Art and Indian Copyright Law: A Statutory Reading

A look at how the Indian Copyright Act, 1957, as amended in 2012, interacts with art (other than films and sound recordings), and, in particular, with Indian art. The first part of this text comprises a feminist and post-colonial reading of the Indian copyright statute while later parts focus on interpreting the provisions of the statute in relation to art.

6 November 2015

The Author's Right to Attribution (Or Not)

Section 57 of the Copyright Act, 1957, describes the special rights of authors in the following terms:
Section 57. Author’s special rights. 
(1) Independently of the author's copyright and even after the assignment either wholly or partially of the said copyright, the author of a work shall have the right:
(a) to claim authorship of the work; and
(b) to restrain or claim damages in respect of any distortion, mutilation, modification or other act in relation to the said work  if such distortion, mutilation, modification or other act would be prejudicial to his honour or reputation:
Provided that the author shall not have any right to restrain or claim damages in respect of any adaptation of a computer programme to which clause (aa) of sub-section (1) of section 52 applies.
Explanation. Failure to display a work or to display it to the satisfaction of the author shall not be deemed to be an infringement of the rights conferred by this section.
(2) The right conferred upon an author of a work by sub-section (1),  may be exercised by the legal representatives of the author. 
The Section was amended in 2012 to remove the restriction which had earlier led to the right in Section 57(1)(b) being applicable only for as long as copyright subsisted in the relevant work. Further, Section 57(2) of the statute was amended: prior to the amendment, it read: 'The right conferred upon an author of a work by sub-section (1), other than the right to claim authorship of the work, may be exercised by the legal representatives of the author.' The 2012 amendment removed the words 'other than the right to claim authorship of the work' from the provision presumably intending it to mean that the legal representatives of the author could claim to have the author credited, and not that the author's legal representatives could claim to be credited themselves.

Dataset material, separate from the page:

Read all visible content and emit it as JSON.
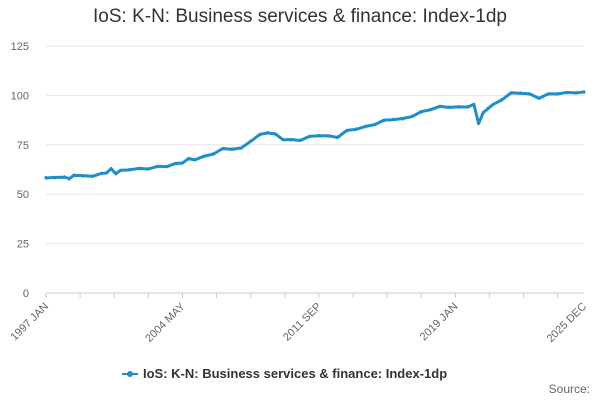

The rights in Section 57 of the Copyright Act are popularly described as moral rights, with the rights in Sections 57(1)(a) and (b) being referred to as the rights to attribution/paternity and integrity respectively. Despite this, it isn't entirely clear that the Section articulates the right to attribution, even if it does describe the right to integrity.

The words of the statute are ‘the right to claim authorship’ and not ‘the right to be attributed’. The reference to claiming authorship seems to imply that the right of an author to be attributed is a given, and that the right to claim authorship contained in Section 57(1)(a) comes into play only if attribution is not accorded (as the statute implies it should be). Per this reading, waivers of moral rights would not so much be waivers of the right to attribution but waivers of the right to initiate legal proceedings should attribution not be accorded to an author.

A waiver of the Section 57(1)(a) right could, if this reading is supportable, well fall foul of the Contract Act since it negates the right (to initiate legal proceedings) to claim another right (i.e. attribution) which latter right is a given if not sacrosanct. There’s potentially a problem with the restraint of legal proceedings (even though the Act doesn’t require claims to be made through courts) if crediting an author is itself enshrined in the structure of the statute as it seems to be and, consequently, if requiring that the author of a work be credited is in fact a facet of public policy.

Of course, this also has implications for the waiver of so-called moral rights. If requiring the accordance of credit to authors is indeed a facet of public policy, to convincingly argue that public policy allows a person to be restrained from claiming what public policy has already granted him would be a challenge. (After all, some of the arguments in favour of allowing the waiver of moral rights claim that public policy allows the waiver of what is merely a legal right.)

Further, not reading Section 57(1)(a) as an author's right to attribution would help explain Section 57(2) as it now reads. If the popular understanding that 57(1)(a) grants the author the right to be attributed for his work is accurate then, barring the possibility of spectacularly bad drafting, Section 57(2) could be interpreted to mean that the legal representatives of an author could claim credit for/authorship of a work. On the other hand, if 57(1)(a) merely articulates the right of an author to claim authorship where it has not been accorded to him as it should have been, it follows that post-amendment, Section 57 only allows legal representatives of an author to claim authorship on behalf of the author. The latter reading has the distinct merit of not leading to the absurd eventuality of authors' legal representatives being able, in theory, to claim authorship for works they have not authored (even if not in practice, as the courts would probably ensure).